There are few words that spark such a strong reaction among middle-aged women than "ma'am." Most say it makes them feel old. But what other names do those over 50 never want to hear? We asked our Facebook fans and received a massive response. According to them, here are the top six things you should never call someone 50 or older. What do you think? Let us know in comments.
1. "Honey or Sweetie."
"I hate being called 'honey' or 'sweetie' by people younger than me. It's like I'm a sweet old lady. I guess that's better than 'old bat' though," wrote Nancye Hernsmith Bright. Being called "honey" also upsets Chrissie Johnson, who wrote: "It sets me off coming from strangers! I don't know them and, at that rate, they will NEVER know me!!!"

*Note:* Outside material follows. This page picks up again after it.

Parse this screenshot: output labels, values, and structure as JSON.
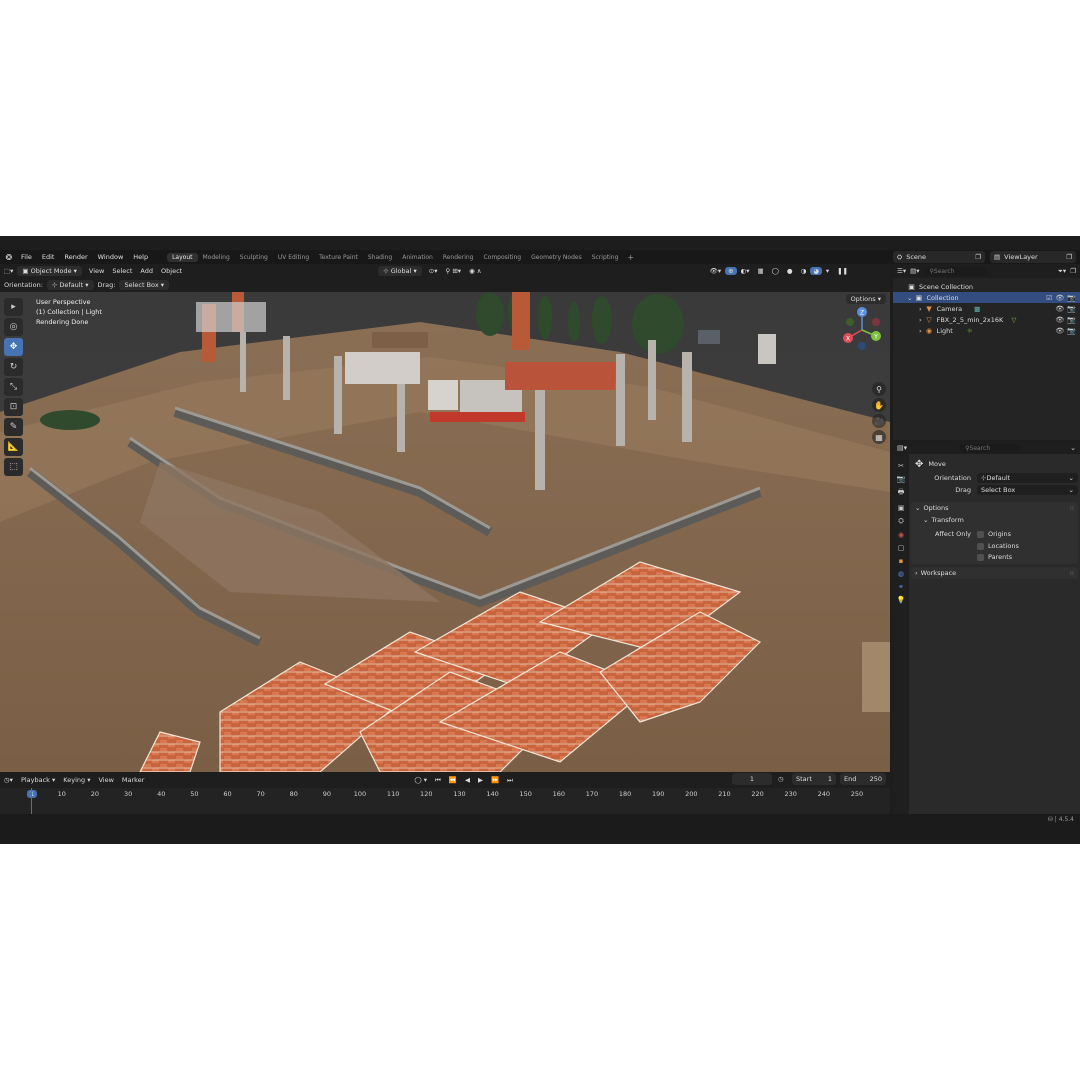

"Old. Call me anything else but that. I'm good." wrote Lois Rubin Gross.
"I like ma'am actually, but can't stand 'madam'. I turned 50 a few months ago so I am still getting used to it... eek," wrote Nadia Ashkenazy-Jones.

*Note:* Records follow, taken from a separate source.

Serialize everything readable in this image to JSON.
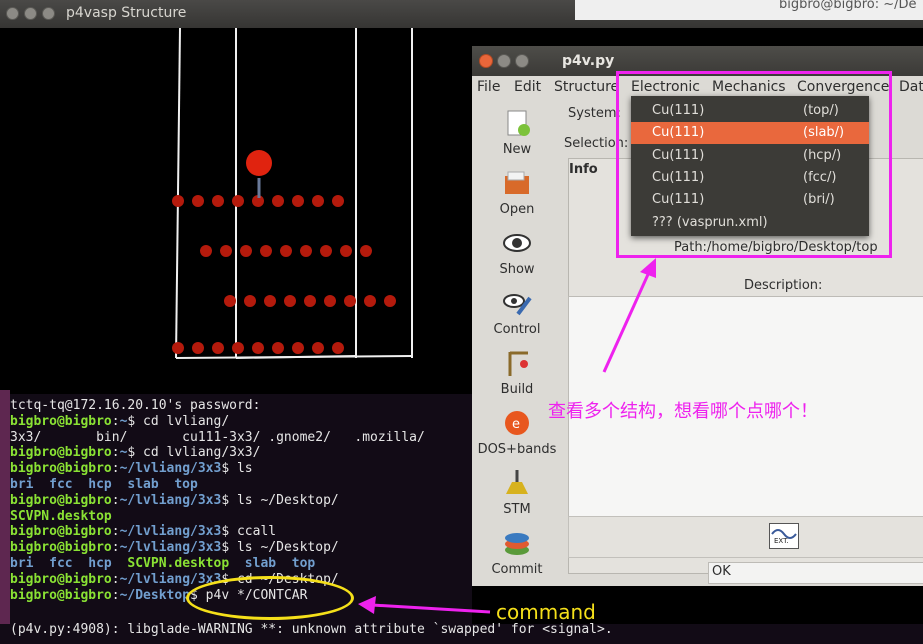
{
  "structure_window": {
    "title": "p4vasp Structure"
  },
  "top_right_title": "bigbro@bigbro: ~/De",
  "terminal": {
    "lines": [
      {
        "parts": [
          {
            "t": "tctq-tq@172.16.20.10's password:",
            "c": "w"
          }
        ]
      },
      {
        "parts": [
          {
            "t": "bigbro@bigbro",
            "c": "g"
          },
          {
            "t": ":",
            "c": "w"
          },
          {
            "t": "~",
            "c": "b"
          },
          {
            "t": "$ cd lvliang/",
            "c": "w"
          }
        ]
      },
      {
        "parts": [
          {
            "t": "3x3/       bin/       cu111-3x3/ .gnome2/   .mozilla/",
            "c": "w"
          }
        ]
      },
      {
        "parts": [
          {
            "t": "bigbro@bigbro",
            "c": "g"
          },
          {
            "t": ":",
            "c": "w"
          },
          {
            "t": "~",
            "c": "b"
          },
          {
            "t": "$ cd lvliang/3x3/",
            "c": "w"
          }
        ]
      },
      {
        "parts": [
          {
            "t": "bigbro@bigbro",
            "c": "g"
          },
          {
            "t": ":",
            "c": "w"
          },
          {
            "t": "~/lvliang/3x3",
            "c": "b"
          },
          {
            "t": "$ ls",
            "c": "w"
          }
        ]
      },
      {
        "parts": [
          {
            "t": "bri  fcc  hcp  slab  top",
            "c": "b"
          }
        ]
      },
      {
        "parts": [
          {
            "t": "bigbro@bigbro",
            "c": "g"
          },
          {
            "t": ":",
            "c": "w"
          },
          {
            "t": "~/lvliang/3x3",
            "c": "b"
          },
          {
            "t": "$ ls ~/Desktop/",
            "c": "w"
          }
        ]
      },
      {
        "parts": [
          {
            "t": "SCVPN.desktop",
            "c": "g"
          }
        ]
      },
      {
        "parts": [
          {
            "t": "bigbro@bigbro",
            "c": "g"
          },
          {
            "t": ":",
            "c": "w"
          },
          {
            "t": "~/lvliang/3x3",
            "c": "b"
          },
          {
            "t": "$ ccall",
            "c": "w"
          }
        ]
      },
      {
        "parts": [
          {
            "t": "bigbro@bigbro",
            "c": "g"
          },
          {
            "t": ":",
            "c": "w"
          },
          {
            "t": "~/lvliang/3x3",
            "c": "b"
          },
          {
            "t": "$ ls ~/Desktop/",
            "c": "w"
          }
        ]
      },
      {
        "parts": [
          {
            "t": "bri  fcc  hcp  ",
            "c": "b"
          },
          {
            "t": "SCVPN.desktop",
            "c": "g"
          },
          {
            "t": "  slab  top",
            "c": "b"
          }
        ]
      },
      {
        "parts": [
          {
            "t": "bigbro@bigbro",
            "c": "g"
          },
          {
            "t": ":",
            "c": "w"
          },
          {
            "t": "~/lvliang/3x3",
            "c": "b"
          },
          {
            "t": "$ cd ~/Desktop/",
            "c": "w"
          }
        ]
      },
      {
        "parts": [
          {
            "t": "bigbro@bigbro",
            "c": "g"
          },
          {
            "t": ":",
            "c": "w"
          },
          {
            "t": "~/Desktop",
            "c": "b"
          },
          {
            "t": "$ p4v */CONTCAR",
            "c": "w"
          }
        ]
      },
      {
        "parts": [
          {
            "t": "",
            "c": "w"
          }
        ]
      },
      {
        "parts": [
          {
            "t": "(p4v.py:4908): libglade-WARNING **: unknown attribute `swapped' for <signal>.",
            "c": "w"
          }
        ]
      }
    ]
  },
  "p4v": {
    "title": "p4v.py",
    "menu": [
      "File",
      "Edit",
      "Structure",
      "Electronic",
      "Mechanics",
      "Convergence",
      "Dat"
    ],
    "tools": [
      "New",
      "Open",
      "Show",
      "Control",
      "Build",
      "DOS+bands",
      "STM",
      "Commit"
    ],
    "system_label": "System:",
    "selection_label": "Selection:",
    "info_label": "Info",
    "path_text": "Path:/home/bigbro/Desktop/top",
    "description_label": "Description:",
    "ok_text": "OK",
    "ext_label": "EXT."
  },
  "dropdown": {
    "items": [
      {
        "name": "Cu(111)",
        "path": "(top/)",
        "selected": false
      },
      {
        "name": "Cu(111)",
        "path": "(slab/)",
        "selected": true
      },
      {
        "name": "Cu(111)",
        "path": "(hcp/)",
        "selected": false
      },
      {
        "name": "Cu(111)",
        "path": "(fcc/)",
        "selected": false
      },
      {
        "name": "Cu(111)",
        "path": "(bri/)",
        "selected": false
      },
      {
        "name": "??? (vasprun.xml)",
        "path": "",
        "selected": false
      }
    ]
  },
  "annotations": {
    "chinese_note": "查看多个结构，想看哪个点哪个！",
    "command_note": "command"
  },
  "colors": {
    "highlight": "#e9683d",
    "annotation_magenta": "#ee22ee",
    "annotation_yellow": "#f5e01a",
    "atom": "#b41a0c"
  }
}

"I hate ma'am, but am suspicious of their motives when they call me 'miss.' And I'm neither elderly nor a senior citizen yet!" wrote Kimberly Palmer Wright. (However, Pam Jessurun Williams felt the opposite, writing that: "When in doubt, always use 'miss' -- we love it! Or 'assie' -- I like 'lassie'.")
Our readers have told us before that every woman should be addressed as "miss;" then it's the woman's prerogative to correct the person.
"I hate the word 'elderly'. Elderly is someone 20 years older than me, no matter how old I am," wrote Janice Fleming Morgan.
"One of the things that really bothers me is being referred to as 'guys.' In restaurants, waiters and waitresses constantly refer to customers this way, saying things like, 'are you guys ok? can I get anything else for you guys?' Well last time I checked, I sit to pee, so that rules me out as a 'guy.' Whatever happened to proper etiquette such as 'can I get you anything else? Is everything ok here?' I am almost 60 years old, not an 18-year-old 'guy'. You might think of showing a little respect for us older folks, and you might get a better tip if you address me properly," wrote Lorraine Rosen.